The Apostles Creed can in some sense been seen to build upon this foundation, yet without adopting the complex theological thought of the Nicene Creed, with the strength of its position on the Holy Trinity.
In order to understand some of this it is important to understand something of both Ambrose and Milan in terms of how they got to this point.
Ambrose’s predecessor as Bishop of Milan was Auxentius who was a leading Arian Theologian and gather a significant Arian following in Milan. He died in 374 and at that stage there was deep division within the Church in Milan. Ambrose was governor in a Northern Italian province, and he attended the council charged with electing a new Bishop. He was known to support of the Nicene position, however was widely popular and had shown great charity to the Arians. In the midst of the deadlock a chant broke out calling for the election of Ambrose. At that stage Ambrose was not trained in theology, nor even baptised. One wonders if it is not reasonable to conclude Ambrose supporting or promoting the Apostles Creed, after the 1st Council of Constantinople is not a continuance for such charity of disposition toward the Arians and a desire to find the common and open path. The Apostles Creed as such is a statement of Faith that an Arian could manage to say, which clearly the Nicene Creed is not.
Ultimately the Apostles Creed has become the Baptismal Symbol of the Western Church (The Orthodox, and the Eastern Churches in general have never accepted or used it as they only accept the Nicene Creed as the Symbol of Faith). Most Western Churches, Catholic and Reformed embrace the Apostle Creed, and most of them will also embrace the Nicene Creed. The two Creed’s are not contradictory, I simply mean that Nicene Creed makes a more definite statement about the divinity of Jesus and the divinity of the Holy Spirit.
The Apostle’s Creed as such is of no interest to the Eastern Church. It is probably true to say that Arianism was a bigger problem in the East and in the Byzantine Empire than in the West, or perhaps we might realise that it was more readily identified in the East.
By way of Explanation
Arianism is a Christian belief (heterodox) that asserts that Jesus Christ is the Son of God who was created by God the Father at a point in time, is distinct from the Father and is therefore subordinate to the Father. Arian teachings were first attributed to Arius (c. AD 250–336), a Christian presbyter in Alexandria, Egypt. The teachings of Arius and his supporters were opposed to the prevailing theological views held by proto-orthodox Christians, regarding the nature of the Trinity and the nature of Christ. The Arian concept of Christ is that the Son of God did not always exist but was created by God the Father.

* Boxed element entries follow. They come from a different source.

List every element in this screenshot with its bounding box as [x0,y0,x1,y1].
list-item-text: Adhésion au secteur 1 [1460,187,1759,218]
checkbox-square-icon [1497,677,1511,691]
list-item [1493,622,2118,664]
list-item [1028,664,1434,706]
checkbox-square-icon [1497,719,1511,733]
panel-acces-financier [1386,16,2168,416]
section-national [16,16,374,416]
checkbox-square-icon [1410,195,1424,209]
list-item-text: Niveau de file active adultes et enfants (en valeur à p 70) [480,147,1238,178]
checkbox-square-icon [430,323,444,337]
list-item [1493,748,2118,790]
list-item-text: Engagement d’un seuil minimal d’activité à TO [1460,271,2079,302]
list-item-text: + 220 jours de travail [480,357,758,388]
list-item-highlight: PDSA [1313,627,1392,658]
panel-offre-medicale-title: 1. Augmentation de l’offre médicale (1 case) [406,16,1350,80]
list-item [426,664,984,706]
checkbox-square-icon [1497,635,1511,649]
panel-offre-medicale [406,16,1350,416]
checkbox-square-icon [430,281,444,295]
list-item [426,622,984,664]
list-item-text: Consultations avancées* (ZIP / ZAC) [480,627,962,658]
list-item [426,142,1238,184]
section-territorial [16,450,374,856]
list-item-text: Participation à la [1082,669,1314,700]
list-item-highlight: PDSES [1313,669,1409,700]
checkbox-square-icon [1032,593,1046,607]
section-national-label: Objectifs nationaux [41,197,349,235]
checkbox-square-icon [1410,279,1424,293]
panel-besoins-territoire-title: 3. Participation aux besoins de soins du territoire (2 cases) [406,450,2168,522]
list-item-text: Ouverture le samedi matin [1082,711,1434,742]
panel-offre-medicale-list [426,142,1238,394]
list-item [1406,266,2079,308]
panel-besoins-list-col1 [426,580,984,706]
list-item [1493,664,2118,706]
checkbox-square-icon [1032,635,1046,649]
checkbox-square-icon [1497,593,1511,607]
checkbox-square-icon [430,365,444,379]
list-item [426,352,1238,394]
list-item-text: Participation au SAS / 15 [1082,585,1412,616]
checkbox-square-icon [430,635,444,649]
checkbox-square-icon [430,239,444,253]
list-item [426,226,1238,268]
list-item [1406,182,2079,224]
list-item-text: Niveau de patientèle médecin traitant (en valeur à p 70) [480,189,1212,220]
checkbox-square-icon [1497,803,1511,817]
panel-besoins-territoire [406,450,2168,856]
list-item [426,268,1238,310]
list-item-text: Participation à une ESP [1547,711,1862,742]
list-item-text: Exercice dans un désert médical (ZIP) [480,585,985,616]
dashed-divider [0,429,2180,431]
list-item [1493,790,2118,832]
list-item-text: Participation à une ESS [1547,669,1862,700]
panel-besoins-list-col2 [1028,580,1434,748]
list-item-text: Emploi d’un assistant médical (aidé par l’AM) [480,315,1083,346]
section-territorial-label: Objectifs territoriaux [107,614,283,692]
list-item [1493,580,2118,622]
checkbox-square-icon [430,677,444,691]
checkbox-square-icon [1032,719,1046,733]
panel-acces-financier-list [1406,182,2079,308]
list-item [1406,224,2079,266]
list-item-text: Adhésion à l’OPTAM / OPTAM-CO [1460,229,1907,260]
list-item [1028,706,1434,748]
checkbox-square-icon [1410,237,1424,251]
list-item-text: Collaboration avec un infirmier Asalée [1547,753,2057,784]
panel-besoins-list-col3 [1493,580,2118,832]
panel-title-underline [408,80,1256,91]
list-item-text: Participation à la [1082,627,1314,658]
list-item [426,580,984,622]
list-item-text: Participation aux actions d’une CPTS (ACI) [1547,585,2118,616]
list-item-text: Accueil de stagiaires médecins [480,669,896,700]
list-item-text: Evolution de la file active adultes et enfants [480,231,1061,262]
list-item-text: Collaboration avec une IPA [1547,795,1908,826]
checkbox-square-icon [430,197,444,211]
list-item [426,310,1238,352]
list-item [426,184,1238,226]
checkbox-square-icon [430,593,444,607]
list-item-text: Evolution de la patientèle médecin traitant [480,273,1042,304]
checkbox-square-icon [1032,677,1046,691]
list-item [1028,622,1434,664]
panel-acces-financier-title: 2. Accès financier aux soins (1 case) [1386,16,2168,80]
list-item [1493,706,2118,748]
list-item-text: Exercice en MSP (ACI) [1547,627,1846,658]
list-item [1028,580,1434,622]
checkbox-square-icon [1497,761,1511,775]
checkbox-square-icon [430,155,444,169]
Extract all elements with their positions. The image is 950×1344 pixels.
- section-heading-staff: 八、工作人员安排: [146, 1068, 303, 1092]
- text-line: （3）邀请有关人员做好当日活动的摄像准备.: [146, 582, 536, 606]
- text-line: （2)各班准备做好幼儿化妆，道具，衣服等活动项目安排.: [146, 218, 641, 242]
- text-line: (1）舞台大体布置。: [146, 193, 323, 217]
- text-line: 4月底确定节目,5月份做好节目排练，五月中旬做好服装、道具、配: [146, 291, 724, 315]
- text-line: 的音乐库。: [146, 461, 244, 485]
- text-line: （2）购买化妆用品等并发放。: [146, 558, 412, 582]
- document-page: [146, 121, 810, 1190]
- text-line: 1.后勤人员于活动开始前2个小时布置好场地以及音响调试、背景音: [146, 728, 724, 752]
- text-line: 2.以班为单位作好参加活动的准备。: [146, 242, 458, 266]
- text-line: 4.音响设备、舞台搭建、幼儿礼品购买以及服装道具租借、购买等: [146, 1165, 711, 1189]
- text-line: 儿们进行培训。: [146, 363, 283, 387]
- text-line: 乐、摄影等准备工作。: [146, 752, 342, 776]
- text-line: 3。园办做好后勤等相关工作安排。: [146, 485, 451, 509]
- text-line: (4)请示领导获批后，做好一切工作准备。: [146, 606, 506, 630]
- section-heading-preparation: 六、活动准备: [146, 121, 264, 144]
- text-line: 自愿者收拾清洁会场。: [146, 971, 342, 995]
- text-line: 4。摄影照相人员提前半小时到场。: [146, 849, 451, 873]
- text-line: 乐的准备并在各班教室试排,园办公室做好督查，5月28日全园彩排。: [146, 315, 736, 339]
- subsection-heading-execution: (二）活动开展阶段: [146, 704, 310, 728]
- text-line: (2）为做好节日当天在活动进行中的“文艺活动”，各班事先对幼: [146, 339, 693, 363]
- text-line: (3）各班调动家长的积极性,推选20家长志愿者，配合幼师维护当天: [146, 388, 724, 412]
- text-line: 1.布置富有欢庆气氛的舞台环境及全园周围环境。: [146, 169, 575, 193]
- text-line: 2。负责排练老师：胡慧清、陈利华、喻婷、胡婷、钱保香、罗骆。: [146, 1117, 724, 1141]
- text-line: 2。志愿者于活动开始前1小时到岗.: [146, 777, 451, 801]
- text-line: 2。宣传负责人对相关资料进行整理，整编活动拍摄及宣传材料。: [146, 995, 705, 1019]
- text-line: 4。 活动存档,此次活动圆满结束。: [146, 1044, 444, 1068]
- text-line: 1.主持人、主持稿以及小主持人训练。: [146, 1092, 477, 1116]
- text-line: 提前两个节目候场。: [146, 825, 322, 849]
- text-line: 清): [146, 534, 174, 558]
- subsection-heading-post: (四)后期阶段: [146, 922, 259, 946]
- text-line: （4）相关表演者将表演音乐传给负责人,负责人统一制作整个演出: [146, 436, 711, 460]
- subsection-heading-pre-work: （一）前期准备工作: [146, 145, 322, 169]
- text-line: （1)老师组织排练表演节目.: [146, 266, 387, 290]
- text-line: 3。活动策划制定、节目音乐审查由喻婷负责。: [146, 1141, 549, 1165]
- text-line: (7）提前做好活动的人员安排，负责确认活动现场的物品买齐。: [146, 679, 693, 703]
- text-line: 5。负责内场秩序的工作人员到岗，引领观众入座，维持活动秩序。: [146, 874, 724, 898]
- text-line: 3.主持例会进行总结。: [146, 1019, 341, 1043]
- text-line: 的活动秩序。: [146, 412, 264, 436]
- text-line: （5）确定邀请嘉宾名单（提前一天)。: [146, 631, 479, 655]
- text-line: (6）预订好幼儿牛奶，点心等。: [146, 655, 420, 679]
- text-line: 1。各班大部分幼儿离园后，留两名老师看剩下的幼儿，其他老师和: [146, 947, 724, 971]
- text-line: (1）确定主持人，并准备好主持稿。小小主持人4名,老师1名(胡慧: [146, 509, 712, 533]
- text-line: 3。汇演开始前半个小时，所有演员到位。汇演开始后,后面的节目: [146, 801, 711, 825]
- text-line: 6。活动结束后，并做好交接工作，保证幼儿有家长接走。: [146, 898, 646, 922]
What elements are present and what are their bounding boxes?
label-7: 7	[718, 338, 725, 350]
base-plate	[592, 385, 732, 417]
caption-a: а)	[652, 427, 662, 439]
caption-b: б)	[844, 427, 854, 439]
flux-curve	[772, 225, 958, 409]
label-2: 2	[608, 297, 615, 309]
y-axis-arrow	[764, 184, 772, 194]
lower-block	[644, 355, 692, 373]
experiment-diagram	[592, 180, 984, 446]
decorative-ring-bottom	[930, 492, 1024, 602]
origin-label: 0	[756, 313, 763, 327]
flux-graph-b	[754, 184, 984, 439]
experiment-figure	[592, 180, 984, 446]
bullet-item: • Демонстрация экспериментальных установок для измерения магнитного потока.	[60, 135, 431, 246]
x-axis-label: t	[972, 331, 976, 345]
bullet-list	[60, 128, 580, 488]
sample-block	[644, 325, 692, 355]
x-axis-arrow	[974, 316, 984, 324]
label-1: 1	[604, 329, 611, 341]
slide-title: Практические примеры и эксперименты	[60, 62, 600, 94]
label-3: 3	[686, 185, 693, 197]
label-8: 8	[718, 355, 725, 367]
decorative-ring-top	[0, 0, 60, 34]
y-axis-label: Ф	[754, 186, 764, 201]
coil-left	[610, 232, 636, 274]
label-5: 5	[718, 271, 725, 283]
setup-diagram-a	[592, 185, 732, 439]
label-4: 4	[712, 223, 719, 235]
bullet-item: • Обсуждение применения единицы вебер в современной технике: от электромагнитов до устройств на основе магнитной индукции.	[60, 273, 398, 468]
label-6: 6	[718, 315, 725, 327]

Orthodox Christian belief asserts that Jesus Christ is the pre-existent word of God and therefore not a created being, and threfore equal in every respect to the Father.
Pnematomachi taught that the Holy Spirit was a creation of the Son, and therefore not divine but part of the Created Order.
Orthodox Christian belief asserts that the Holy Spirit is also pre-existent, and moved on the face of the waters at creation, and therefore not a created being, and therefore equal in every respect to the father and the Son.
So despite my fondness for Ambrose, who said many things well, and despite everything that is nice about the Apostles Creed, I have come to the conclusion that it is not the sufficient test for correct Christian Belief that the Nicene Creed represents.